Does Chiropractic Practice Have a Future?

Craig Liebenson, DC

Are you seeing diminishing insurance reimbursement? Are PTs manipulating spines in your city? Are you tired of patients having unnecessary surgeries or being overmedicated for pain when conservative chiropractic care is a better answer? What can we do to save chiropractic practice, or is it even worth saving?

Insurance companies are paying less and requiring more documentation. PTs are becoming highly trained in all aspects of conservative care of the musculoskeletal system. Surgery rates continue to explode while opiate use among pain patients is epidemic. Can chiropractic care provide a value-added service to society or are we heading toward extinction?

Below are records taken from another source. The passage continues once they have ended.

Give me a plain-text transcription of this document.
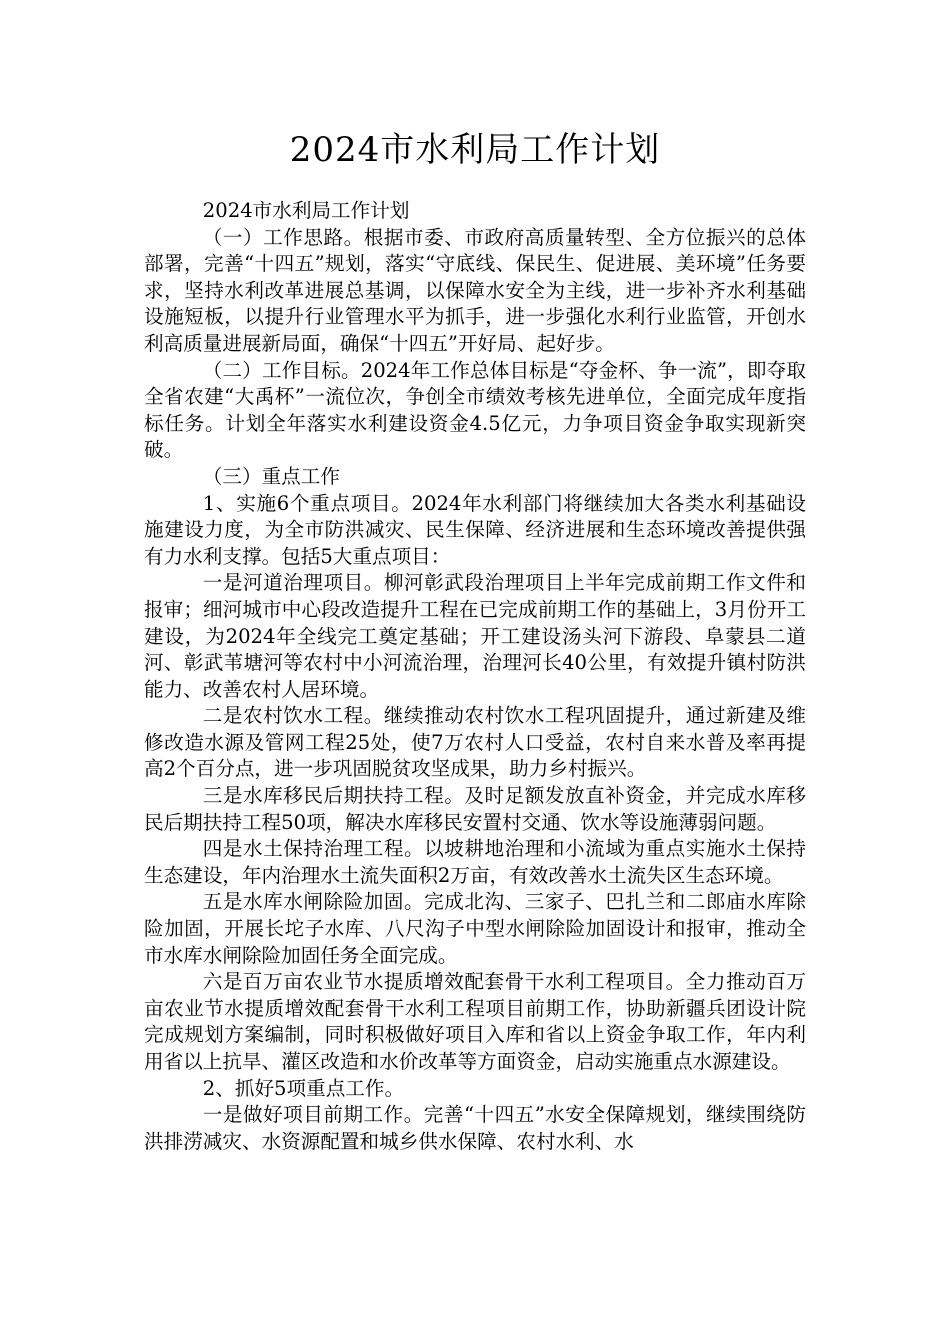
2024市水利局工作计划

2024市水利局工作计划

（一）工作思路。根据市委、市政府高质量转型、全方位振兴的总体部署，完善“十四五”规划，落实“守底线、保民生、促进展、美环境”任务要求，坚持水利改革进展总基调，以保障水安全为主线，进一步补齐水利基础设施短板，以提升行业管理水平为抓手，进一步强化水利行业监管，开创水利高质量进展新局面，确保“十四五”开好局、起好步。

（二）工作目标。2024年工作总体目标是“夺金杯、争一流”，即夺取全省农建“大禹杯”一流位次，争创全市绩效考核先进单位，全面完成年度指标任务。计划全年落实水利建设资金4.5亿元，力争项目资金争取实现新突破。

（三）重点工作

1、实施6个重点项目。2024年水利部门将继续加大各类水利基础设施建设力度，为全市防洪减灾、民生保障、经济进展和生态环境改善提供强有力水利支撑。包括5大重点项目：

一是河道治理项目。柳河彰武段治理项目上半年完成前期工作文件和报审；细河城市中心段改造提升工程在已完成前期工作的基础上，3月份开工建设，为2024年全线完工奠定基础；开工建设汤头河下游段、阜蒙县二道河、彰武苇塘河等农村中小河流治理，治理河长40公里，有效提升镇村防洪能力、改善农村人居环境。

二是农村饮水工程。继续推动农村饮水工程巩固提升，通过新建及维修改造水源及管网工程25处，使7万农村人口受益，农村自来水普及率再提高2个百分点，进一步巩固脱贫攻坚成果，助力乡村振兴。

三是水库移民后期扶持工程。及时足额发放直补资金，并完成水库移民后期扶持工程50项，解决水库移民安置村交通、饮水等设施薄弱问题。

四是水土保持治理工程。以坡耕地治理和小流域为重点实施水土保持生态建设，年内治理水土流失面积2万亩，有效改善水土流失区生态环境。

五是水库水闸除险加固。完成北沟、三家子、巴扎兰和二郎庙水库除险加固，开展长坨子水库、八尺沟子中型水闸除险加固设计和报审，推动全市水库水闸除险加固任务全面完成。

六是百万亩农业节水提质增效配套骨干水利工程项目。全力推动百万亩农业节水提质增效配套骨干水利工程项目前期工作，协助新疆兵团设计院完成规划方案编制，同时积极做好项目入库和省以上资金争取工作，年内利用省以上抗旱、灌区改造和水价改革等方面资金，启动实施重点水源建设。

2、抓好5项重点工作。

一是做好项目前期工作。完善“十四五”水安全保障规划，继续围绕防洪排涝减灾、水资源配置和城乡供水保障、农村水利、水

Chiropractic care is being shown the door. Why? Because PTs are part of the medical establishment and have a vision (which they are carrying out) of themselves as neuromusculoskeletal (NMS) specialists. Chiropractic is the steward of the subluxation. The public's polluted perception is that once you start to see a chiropractor, you will have to keep going back.1 In other words, we (a) overtreat patients and (b) don't show patients what they can do for themselves. These are two cardinal sins in a highly competitive health care marketplace, where educated consumers drive decision-making.

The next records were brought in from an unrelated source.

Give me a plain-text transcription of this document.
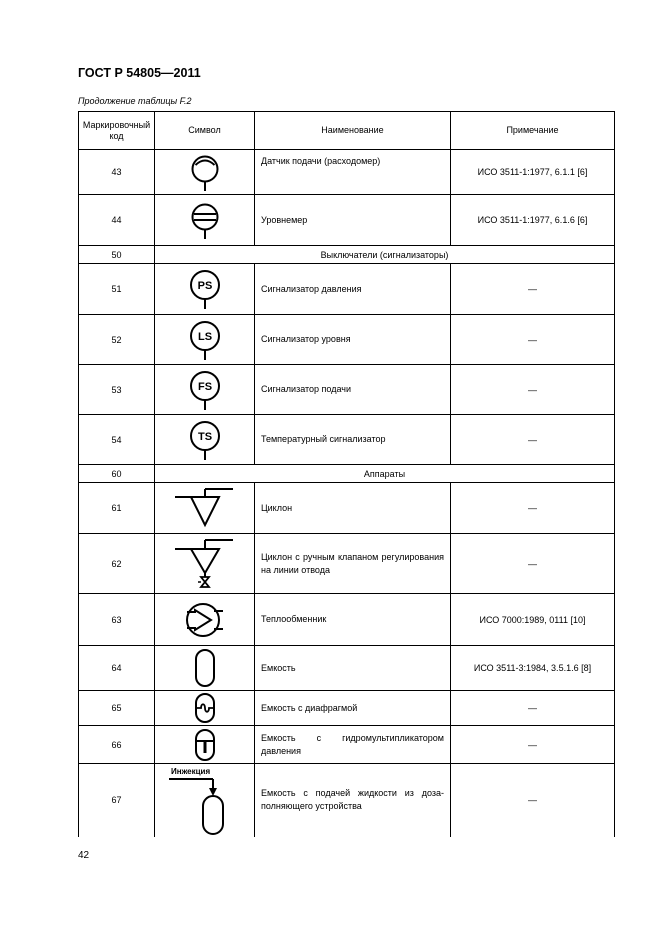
ГОСТ Р 54805—2011
Продолжение таблицы F.2
Маркировочный код	Символ	Наименование	Примечание
43		Датчик подачи (расходомер)	ИСО 3511-1:1977, 6.1.1 [6]
44		Уровнемер	ИСО 3511-1:1977, 6.1.6 [6]
50	Выключатели (сигнализаторы)		
51	PS	Сигнализатор давления	—
52	LS	Сигнализатор уровня	—
53	FS	Сигнализатор подачи	—
54	TS	Температурный сигнализатор	—
60	Аппараты		
61		Циклон	—
62		Циклон с ручным клапаном регулирования на линии отвода	—
63		Теплообменник	ИСО 7000:1989, 0111 [10]
64		Емкость	ИСО 3511-3:1984, 3.5.1.6 [8]
65		Емкость с диафрагмой	—
66		Емкость с гидромультипликатором давления	—
67	Инжекция	Емкость с подачей жидкости из дозаполняющего устройства	—
42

What is the solution? First, chiropractors' strength must be asserted in the musculoskeletal field. We are trained in diagnosis and non-interventionist management of NMS disorders - less invasive than physiatrists and surgeons, more skilled in NMS than internists and with greater diagnostic acumen than PTs. If we are a "one-trick pony" whose only expertise is high-velocity thrust manipulation, the more organized and focused PTs surely will surpass us in the marketplace.

Chiropractors who have the ability to reinforce the practice of self-care management advice for NMS conditions (e.g., back pain, neck disorders, sciatica, sports injuries, osteoporosis prevention, fall prevention) can benchmark themselves in their community as NMS experts capable of providing conservative care. Expertise in promulgating self-efficacy can distinguish you amongst your peers and amongst the active, health-oriented baby boomers. Thus, your patient is satisfied, the third-party payer is satisfied and you know you have provided the highest quality, most cost-effective care to your patient.

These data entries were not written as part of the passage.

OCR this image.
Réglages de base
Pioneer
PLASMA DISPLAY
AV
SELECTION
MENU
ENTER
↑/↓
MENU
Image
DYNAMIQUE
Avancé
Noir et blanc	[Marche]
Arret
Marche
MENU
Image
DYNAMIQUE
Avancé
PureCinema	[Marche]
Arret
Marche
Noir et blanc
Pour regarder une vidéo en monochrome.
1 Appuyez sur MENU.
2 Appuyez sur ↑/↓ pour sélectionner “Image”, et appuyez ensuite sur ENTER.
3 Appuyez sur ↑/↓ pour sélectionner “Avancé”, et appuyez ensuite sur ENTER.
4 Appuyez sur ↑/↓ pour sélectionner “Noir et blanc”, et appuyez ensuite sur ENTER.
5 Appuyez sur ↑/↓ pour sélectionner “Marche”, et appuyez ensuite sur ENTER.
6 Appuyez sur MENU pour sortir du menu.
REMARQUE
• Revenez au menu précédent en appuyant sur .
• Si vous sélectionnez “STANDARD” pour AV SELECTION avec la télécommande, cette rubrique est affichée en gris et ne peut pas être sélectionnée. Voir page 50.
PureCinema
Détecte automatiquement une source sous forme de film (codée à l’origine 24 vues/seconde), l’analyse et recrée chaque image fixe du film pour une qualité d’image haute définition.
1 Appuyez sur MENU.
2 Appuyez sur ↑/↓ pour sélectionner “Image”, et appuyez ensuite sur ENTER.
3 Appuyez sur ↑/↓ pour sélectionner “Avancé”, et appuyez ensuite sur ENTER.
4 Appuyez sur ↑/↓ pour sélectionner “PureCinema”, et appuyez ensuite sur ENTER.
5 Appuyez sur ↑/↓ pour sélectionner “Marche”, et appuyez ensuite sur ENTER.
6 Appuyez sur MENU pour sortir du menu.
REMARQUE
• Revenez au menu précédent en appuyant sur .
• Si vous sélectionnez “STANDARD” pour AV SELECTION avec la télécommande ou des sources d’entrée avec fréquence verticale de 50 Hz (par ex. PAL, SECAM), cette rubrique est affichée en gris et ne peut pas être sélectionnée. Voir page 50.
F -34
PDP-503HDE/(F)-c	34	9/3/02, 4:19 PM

Promoting expertise in patient self-care allows you to offer complementary care to that delivered by PTs, personal trainers and Pilates practitioners, thus opening up your potential referral sources. Much of this care is not covered by chiropractic PPOs or Medicare, so it automatically promotes a cash arm to your practice. General medical practitioners also are very happy to refer patients to a DC who focuses on self-management. They are impressed that you educate patients and release them from care once expertise in self-care is achieved.

Politically, rather than aggressively, attack PTs who are manipulating. We should develop proficiency in promoting appropriate attitudes, beliefs and skills to permit patients to help themselves. The question is, do most DCs even care about educating patients about self-care? If we do, we can market our services to other health care professionals. Our own patients - sedentary secretaries, the active aging, weekend warriors and elite athletes - will all refer friends and family to our functional, active-approach practice for high-quality NMS care.

Resources

  1. Environics Research Group. Attitudes Toward the Marketing of Chiropractic Services. Mississauga, ON: Ontario Chiropractic Association, Jan. 11, 2006.
  2. Ryan, J. Measuring subluxation; a report on public response. Chiropractic Business, Fall/Autumn 2000.